Composition de la Cour lors du délibéré :
— Anne WYON, président
— Julien SEITZ, conseiller
— Raphaële FAIVRE, vice présidente placée
Arrêt contradictoire rendu publiquement par mise à disposition au greffe de la cour d’appel, les parties présentes ou représentées en ayant été préalablement avisées dans les conditions prévues à l’article 450 alinéa 2 du code de procédure civile,
Signé par Anne WYON, président, et par Séverine POLANO, greffier, auquel la minute a été remise par le magistrat signataire.
* * * * *
Par acte sous-seing privé du 30 janvier 2019, la société à responsabilité limitée à associé unique Diagno Consult, qui exerce sous l’enseigne Defim Drancy l’activité 'analyse, essais et inspections techniques’ a souscrit auprès de la société un bon de commande de site Internet et un contrat de licence d’exploitation de site Internet auprès de la société Novaseo prévoyant le règlement des sommes dues en 48 mensualités de 240 € TTC chacune.

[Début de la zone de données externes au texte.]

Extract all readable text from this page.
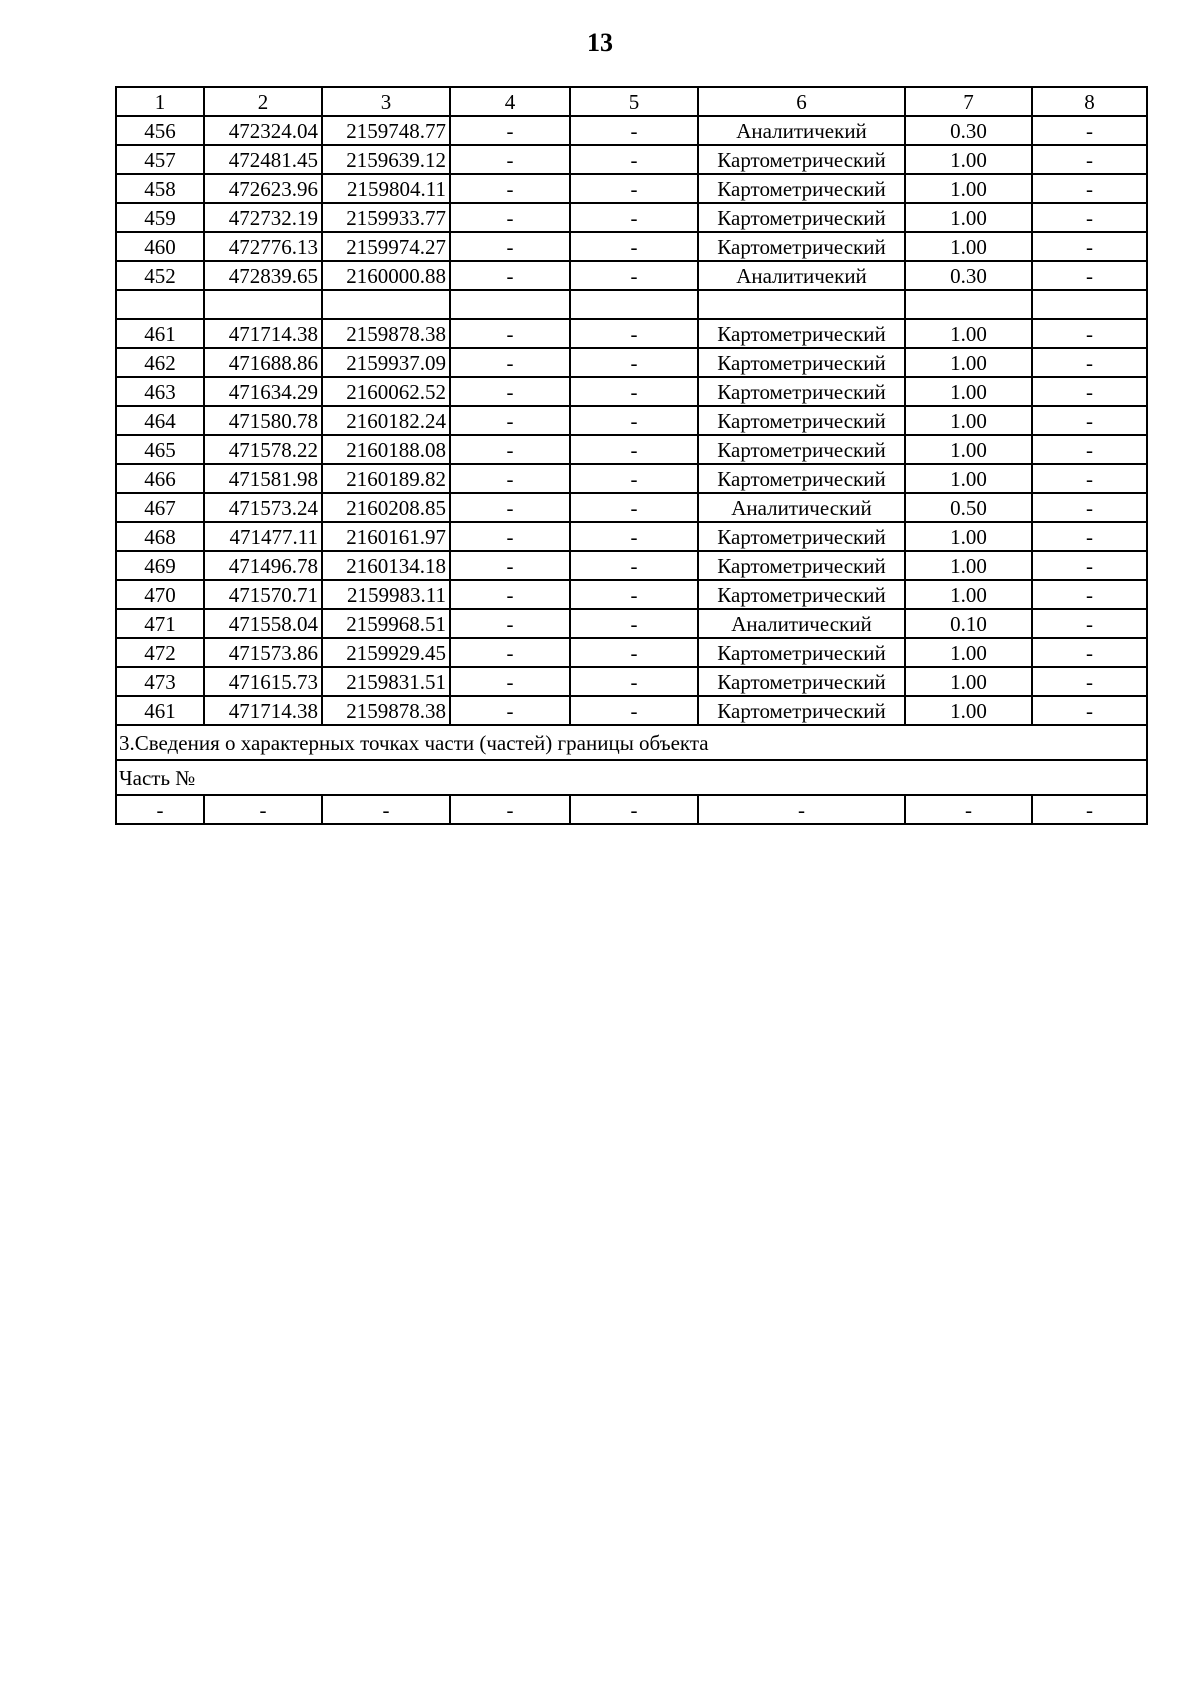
13
1	2	3	4	5	6	7	8
456	472324.04	2159748.77	-	-	Аналитичекий	0.30	-
457	472481.45	2159639.12	-	-	Картометрический	1.00	-
458	472623.96	2159804.11	-	-	Картометрический	1.00	-
459	472732.19	2159933.77	-	-	Картометрический	1.00	-
460	472776.13	2159974.27	-	-	Картометрический	1.00	-
452	472839.65	2160000.88	-	-	Аналитичекий	0.30	-

461	471714.38	2159878.38	-	-	Картометрический	1.00	-
462	471688.86	2159937.09	-	-	Картометрический	1.00	-
463	471634.29	2160062.52	-	-	Картометрический	1.00	-
464	471580.78	2160182.24	-	-	Картометрический	1.00	-
465	471578.22	2160188.08	-	-	Картометрический	1.00	-
466	471581.98	2160189.82	-	-	Картометрический	1.00	-
467	471573.24	2160208.85	-	-	Аналитический	0.50	-
468	471477.11	2160161.97	-	-	Картометрический	1.00	-
469	471496.78	2160134.18	-	-	Картометрический	1.00	-
470	471570.71	2159983.11	-	-	Картометрический	1.00	-
471	471558.04	2159968.51	-	-	Аналитический	0.10	-
472	471573.86	2159929.45	-	-	Картометрический	1.00	-
473	471615.73	2159831.51	-	-	Картометрический	1.00	-
461	471714.38	2159878.38	-	-	Картометрический	1.00	-
3.Сведения о характерных точках части (частей) границы объекта							
Часть №							
-	-	-	-	-	-	-	-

Le 4 juin 2019, la société Diagno Consult a conclu un contrat de location de site Web n°0201200 avec la société Locam.
Par jugement réputé contradictoire du 15 décembre 2020, le tribunal de commerce de Saint-Étienne a condamné la société Diagno Consult à payer à la société Locam la somme de 11'088 euros, clause pénale comprise, avec intérêts au taux légal à compter de l’assignation du 28 septembre 2020 et a condamné la société Diagno Consult à payer à la société Locam la somme de 100 euros en application de l’article 700 du code de procédure civile et à supporter les dépens, avec exécution provisoire.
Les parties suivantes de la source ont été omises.